Moore’s commitment to Doucet’s work could be dismissed as pure “fan girl” if not for her project’s careful, and very equitable balance between celebrating the irreverence and nuance of Doucet’s art, and building the canon of feminist role models for those (lucky? unlucky?) artists who find themselves floating between the worlds of writing and image-making. 
The book’s atypical, and implicitly feminist, structure is organized around which of Doucet’s “selves” is being examined. Enjoyably, only one of these selves represents Doucet “actual self.” The rest are more magical creatures — her imagined self, dreamed self, unknown self, and, maybe most exciting — the “not–self-at-all.”
For those unfamiliar with Julie Doucet’s graphic writings, a quick primer can be found on her author page at Drawn & Quarterly . Doucet is best known for her 1990’s comic series Dirty Plotte (“plotte” is French for “cunt”), which was wildly imaginative and raucous, pulled no punches, and teetered constantly and surreally on the delicious edge between gross and fascinating. Much of her work, whether autobiographical or fantastical, addresses the disparity between being something designed for public presentation and being an unfiltered human; her portrayal of the human — and especially female — condition as one that we know through internal experience rather than societal norms, makes the mainstream portrayal of human behavior, particularly that of women, seem more artificial than real. 

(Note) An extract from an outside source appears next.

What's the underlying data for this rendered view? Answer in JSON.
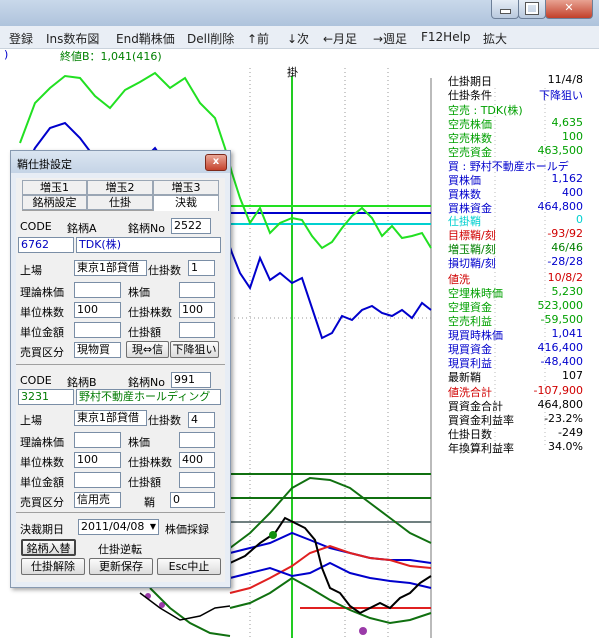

Through Doucet’s work, Moore identifies and illustrates a category of American feminism that emerged in the 1990s, characterized by an embrace of ecstasy achieved through unencumbered creativity and fantasy (epitomized by a strip in Doucet’s Dirty Plotte #12 in which an elephant with unusual skills brings her main character to much-needed orgasm); “autobiographical performativity,” which Moore identifies as a generative exploration of potential identities (in Dirty Plotte , Doucet’s protagonist, Julie, tries out, for example, being male and having a penis in the usual place, having a vagina on her forehead, having breast cancer, murdering her fans, dying, and indulging in occasional cannibalism); “not giving a shit,” in Moore’s words, about how one is perceived (Julie is a proud daily drinker and intermittent drug user, laughs until she pisses and shits herself, happily menstruates to flood levels, and stores her boogers as a soothing bedtime ritual); and intentional transgression of behavioral norms (for instance, cooking cats and dogs and resistance to housecleaning).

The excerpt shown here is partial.